HELSINKI (Reuters) – Finnish customs said on Wednesday they had stopped works of art worth around 42 million euros ($46 million) from being returned to Russia last weekend due to European Union sanctions, and would consult with Brussels on their status as luxury goods.
Customs seized three haulages of paintings, statues and antiquities on their way back to Russia via Finland from Italy and Japan, where they were temporarily on loan from Russian museums and art galleries, said Sami Rakshit, director of the Finnish customs enforcement department.
Rakshit said pieces of art are considered luxury items that fall under the EU’s sanctions against Russia, imposed for its invasion of Ukraine. Russia calls it “a special operation” to demilitarize and “denazify” its neighbour.

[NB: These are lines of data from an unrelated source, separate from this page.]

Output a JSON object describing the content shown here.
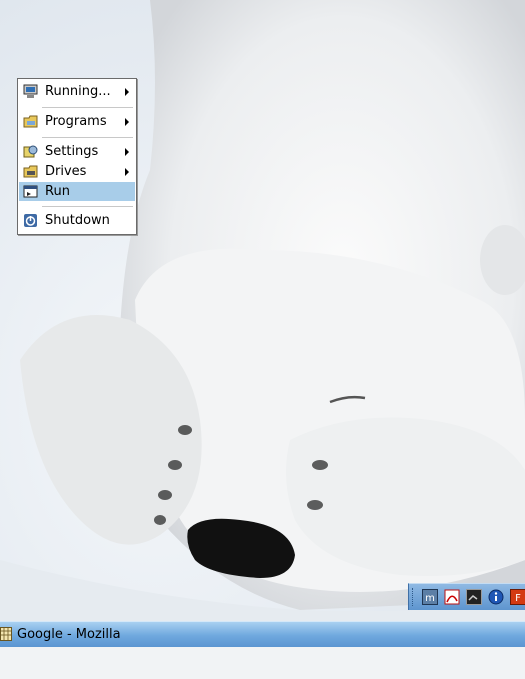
{
  "start_menu": {
    "items": [
      {
        "label": "Running...",
        "icon": "monitor-icon",
        "submenu": true
      },
      {
        "label": "Programs",
        "icon": "folder-icon",
        "submenu": true
      },
      {
        "label": "Settings",
        "icon": "settings-icon",
        "submenu": true
      },
      {
        "label": "Drives",
        "icon": "drive-icon",
        "submenu": true
      },
      {
        "label": "Run",
        "icon": "run-icon",
        "submenu": false,
        "active": true
      },
      {
        "label": "Shutdown",
        "icon": "shutdown-icon",
        "submenu": false
      }
    ],
    "highlight_color": "#a8cde9"
  },
  "tray": {
    "icons": [
      "mozilla-icon",
      "acrobat-icon",
      "terminal-icon",
      "info-icon",
      "app-icon"
    ]
  },
  "taskbar": {
    "task_label": "Google - Mozilla",
    "color": "#6fa8de"
  }
}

The confiscated items remain Russian property and would be stored under the supervision of the Finnish Heritage Agency, the customs said.
Russian news agency Moskva quoted the Russian ministry of culture as saying that the works of art stopped by Finland had been loaned to Italy from the collections of Russia’s leading art galleries such as The Hermitage Museum and Tsarskoye Selo state museum in St. Petersburg as well as the State Tretyakov Gallery in Moscow.
Other works of art arriving from Japan originated from the Pushkin State Museum of Fine Arts, it added.
Finnish customs suspect a dozen people involved in the transportation of trying to breach sanctions rules, they said.
Last month two museums in Milan said they would return several works of loaned art after Russian museums requested their early return.